Fewer Nevada teens are smoking cigarettes, but more are smoking marijuana since 1993, according to a study released by the state Department of Education.
It's a trend that did not surprise Carson High School senior Ash Dauenhauer.
"Smoking (cigarettes) is a lot worse because pot's not addictive," he said. "People who smoke seem to kill their bodies a lot faster, but I'm no doctor."
A tennis player and member of student council, Ash said he would be more likely to associate with other teens who used marijuana than those who smoked because marijuana does not have the same stigma.
"It's semi-common," he explained. "It's not something that everybody does, but a lot of kids have at least tried it."
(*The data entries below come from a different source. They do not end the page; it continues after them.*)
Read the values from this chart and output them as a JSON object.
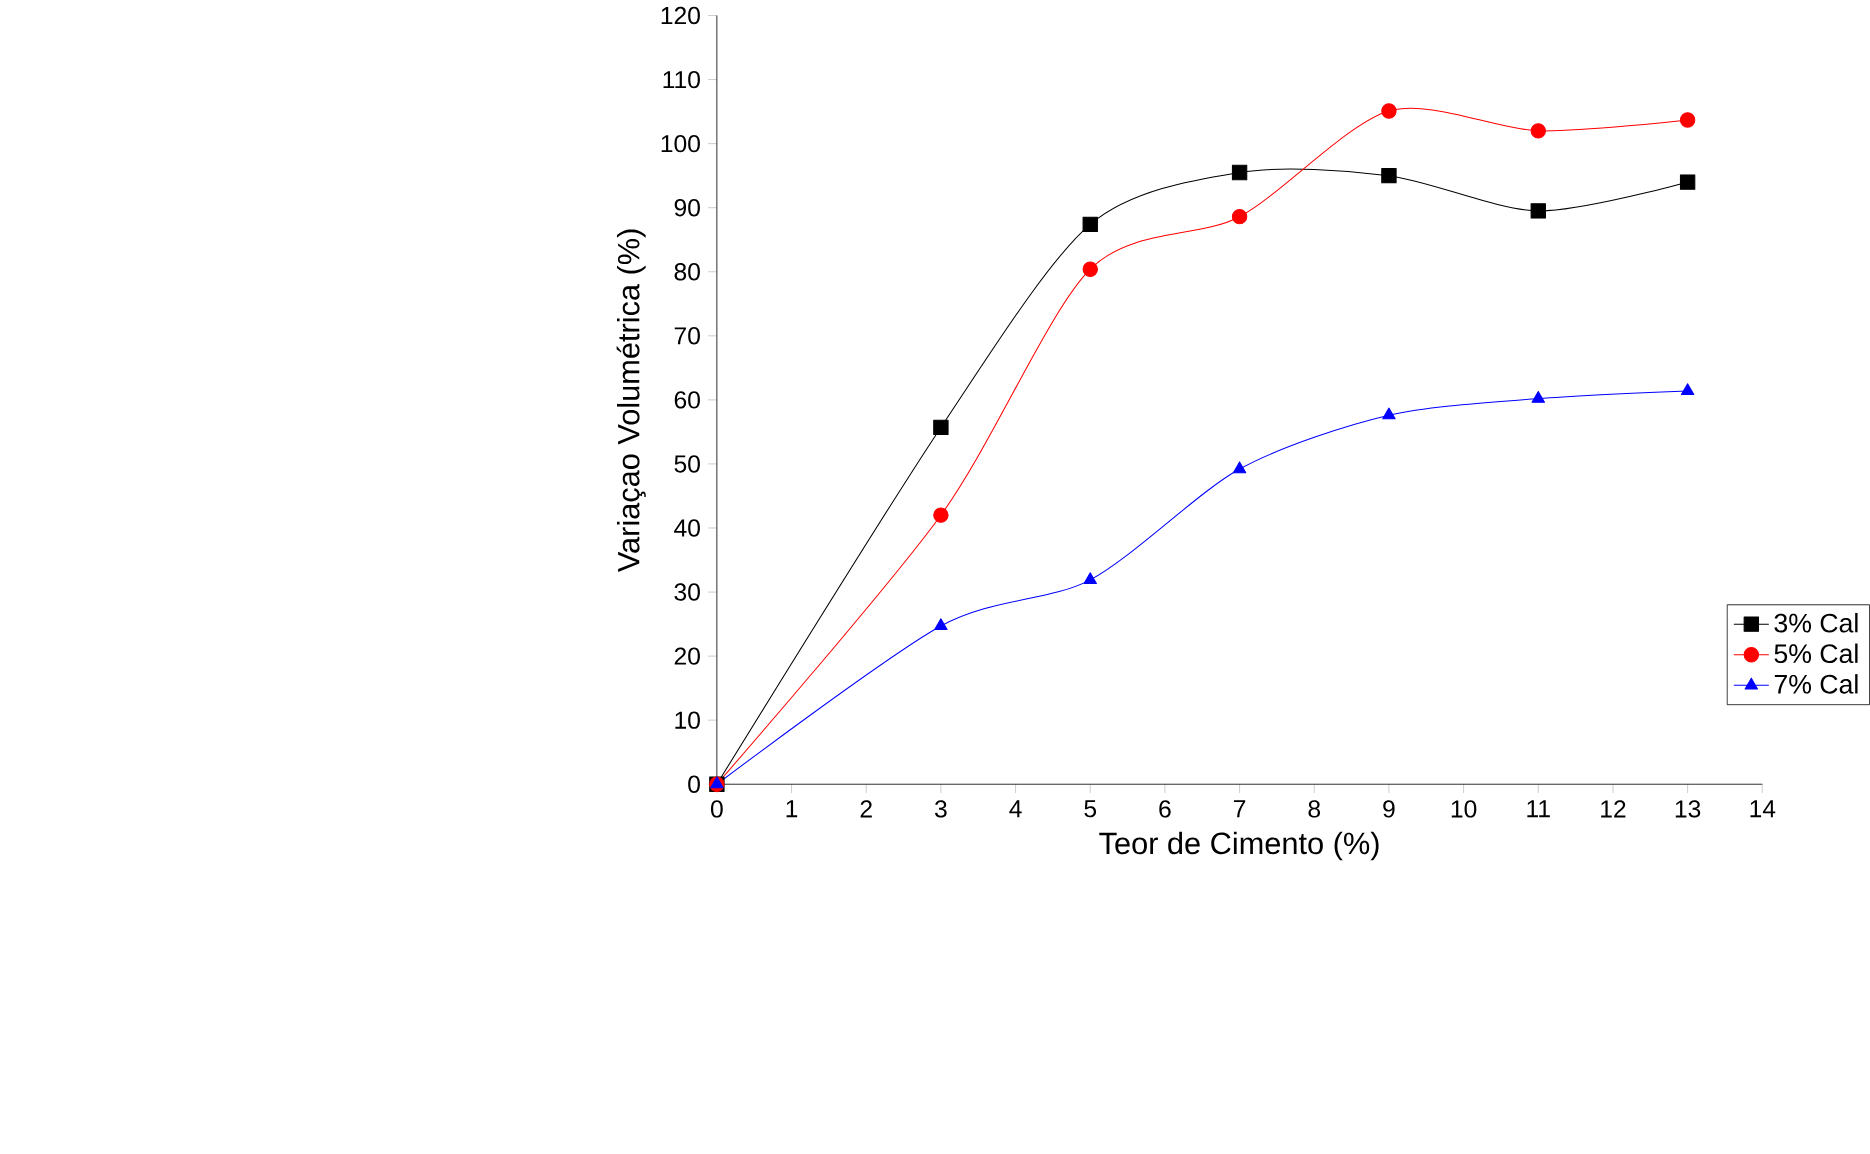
{
  "chart_data": {
    "type": "line",
    "xlabel": "Teor de Cimento (%)",
    "ylabel": "Variaçao Volumétrica (%)",
    "x": [
      0,
      3,
      5,
      7,
      9,
      11,
      13
    ],
    "series": [
      {
        "name": "3% Cal",
        "color": "#000000",
        "marker": "square",
        "values": [
          0,
          55.7,
          87.4,
          95.5,
          95,
          89.5,
          94
        ]
      },
      {
        "name": "5% Cal",
        "color": "#ff0000",
        "marker": "circle",
        "values": [
          0,
          42,
          80.4,
          88.6,
          105.1,
          102,
          103.7
        ]
      },
      {
        "name": "7% Cal",
        "color": "#0000ff",
        "marker": "triangle",
        "values": [
          0,
          24.7,
          31.9,
          49.2,
          57.6,
          60.2,
          61.4
        ]
      }
    ],
    "xlim": [
      0,
      14
    ],
    "xticks": [
      0,
      1,
      2,
      3,
      4,
      5,
      6,
      7,
      8,
      9,
      10,
      11,
      12,
      13,
      14
    ],
    "ylim": [
      0,
      120
    ],
    "yticks": [
      0,
      10,
      20,
      30,
      40,
      50,
      60,
      70,
      80,
      90,
      100,
      110,
      120
    ],
    "legend": "right",
    "grid": false,
    "line_style": "solid"
  }
}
Sex among high school students has also declined, according to the "Nevada Youth Risk Behavior Survey," based on responses from thousands of high school and middle school students in 2001.
"I'm glad it's dropped," said Carson High School's student body president Megan Petterson. "I think everyone is just more aware -- AIDS is a reality."
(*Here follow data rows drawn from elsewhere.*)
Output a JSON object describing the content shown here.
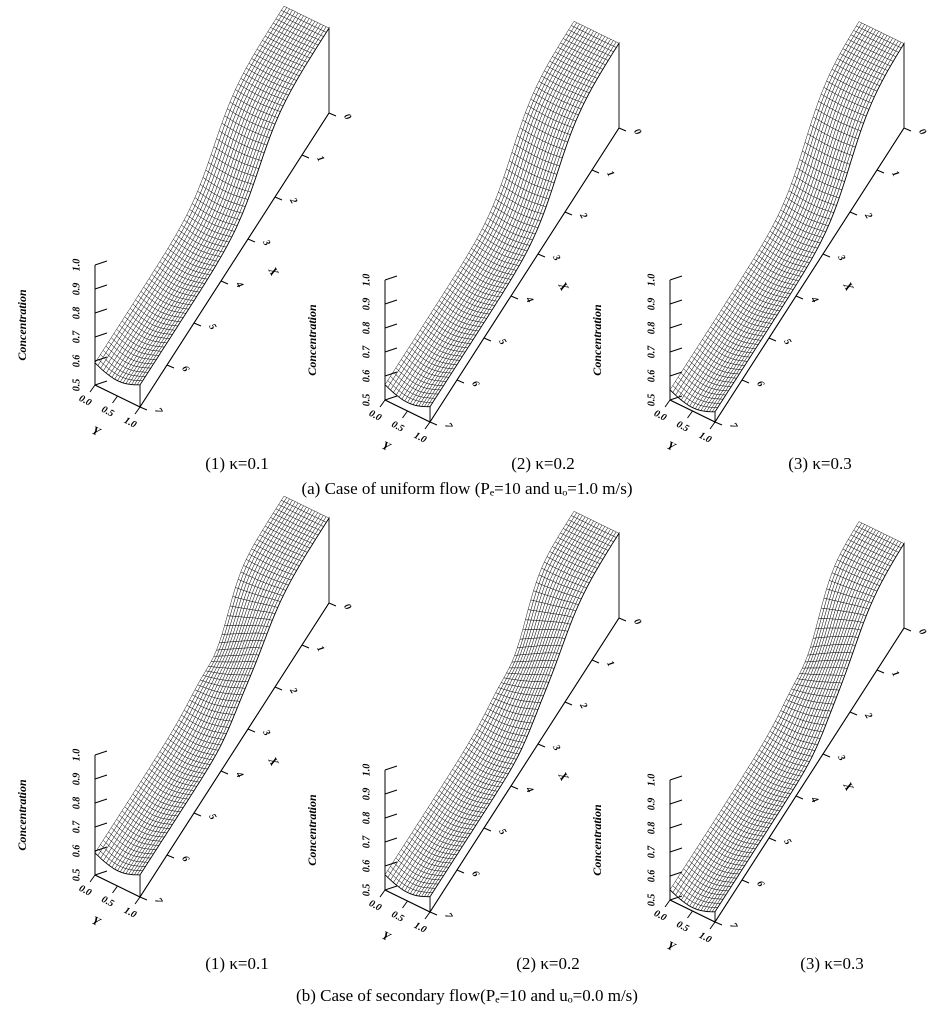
{
  "figure": {
    "rows": [
      {
        "caption": "(a) Case of uniform flow (Pₑ=10 and uₒ=1.0 m/s)",
        "panels": [
          {
            "label": "(1) κ=0.1",
            "z_label": "Concentration",
            "z_ticks": [
              "0.5",
              "0.6",
              "0.7",
              "0.8",
              "0.9",
              "1.0"
            ],
            "x_label": "X",
            "x_ticks": [
              "0",
              "1",
              "2",
              "3",
              "4",
              "5",
              "6",
              "7"
            ],
            "y_label": "Y",
            "y_ticks": [
              "0.0",
              "0.5",
              "1.0"
            ]
          },
          {
            "label": "(2) κ=0.2",
            "z_label": "Concentration",
            "z_ticks": [
              "0.5",
              "0.6",
              "0.7",
              "0.8",
              "0.9",
              "1.0"
            ],
            "x_label": "X",
            "x_ticks": [
              "0",
              "1",
              "2",
              "3",
              "4",
              "5",
              "6",
              "7"
            ],
            "y_label": "Y",
            "y_ticks": [
              "0.0",
              "0.5",
              "1.0"
            ]
          },
          {
            "label": "(3) κ=0.3",
            "z_label": "Concentration",
            "z_ticks": [
              "0.5",
              "0.6",
              "0.7",
              "0.8",
              "0.9",
              "1.0"
            ],
            "x_label": "X",
            "x_ticks": [
              "0",
              "1",
              "2",
              "3",
              "4",
              "5",
              "6",
              "7"
            ],
            "y_label": "Y",
            "y_ticks": [
              "0.0",
              "0.5",
              "1.0"
            ]
          }
        ]
      },
      {
        "caption": "(b) Case of secondary flow(Pₑ=10 and uₒ=0.0 m/s)",
        "panels": [
          {
            "label": "(1) κ=0.1",
            "z_label": "Concentration",
            "z_ticks": [
              "0.5",
              "0.6",
              "0.7",
              "0.8",
              "0.9",
              "1.0"
            ],
            "x_label": "X",
            "x_ticks": [
              "0",
              "1",
              "2",
              "3",
              "4",
              "5",
              "6",
              "7"
            ],
            "y_label": "Y",
            "y_ticks": [
              "0.0",
              "0.5",
              "1.0"
            ]
          },
          {
            "label": "(2) κ=0.2",
            "z_label": "Concentration",
            "z_ticks": [
              "0.5",
              "0.6",
              "0.7",
              "0.8",
              "0.9",
              "1.0"
            ],
            "x_label": "X",
            "x_ticks": [
              "0",
              "1",
              "2",
              "3",
              "4",
              "5",
              "6",
              "7"
            ],
            "y_label": "Y",
            "y_ticks": [
              "0.0",
              "0.5",
              "1.0"
            ]
          },
          {
            "label": "(3) κ=0.3",
            "z_label": "Concentration",
            "z_ticks": [
              "0.5",
              "0.6",
              "0.7",
              "0.8",
              "0.9",
              "1.0"
            ],
            "x_label": "X",
            "x_ticks": [
              "0",
              "1",
              "2",
              "3",
              "4",
              "5",
              "6",
              "7"
            ],
            "y_label": "Y",
            "y_ticks": [
              "0.0",
              "0.5",
              "1.0"
            ]
          }
        ]
      }
    ]
  }
}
However, she said the number may still be too high.
"I know a lot of kids are sexually active," she said. "Sometimes they just use it as an excuse as something to do."
Jack McLaughlin, state superintendent of public instruction for the past year, said the survey shows risk-taking among Nevada youth "at unacceptably high levels."
For instance, cocaine use has also risen since 1993, inching up to 6 percent from 4 percent. But violence on school campuses has declined.
Drug sales on school campuses apparently rose. The report said 35.7 percent of the high school students said somebody had offered, sold or given them an illegal drug on campus. That's up from 31 percent in 1999 and 30 percent in 1993.
In the 1993 survey 58 percent of the students said they had sexual intercourse. That fell to 49 percent last year. And the use of condoms has risen from 53 percent to 62 percent during the eight-year period.
The report in 1993 found 10 percent of the students had been pregnant or had gotten someone pregnant. That's down to 6 percent in 2001.
The survey also found 9.2 percent of the high school students said they have been forced to have sexual intercourse; and 19.6 percent of high school students said they seriously have considered suicide.
The 1993 survey found 27 percent of Nevada students considered suicide, and 6.5 percent tried to kill themselves. Nationally, 33 percent of high school students said they considered suicide in 1993.
The question about whether students had been forced into sex has been asked since 1999. That year, 10 percent of the students said they had been forced into sex.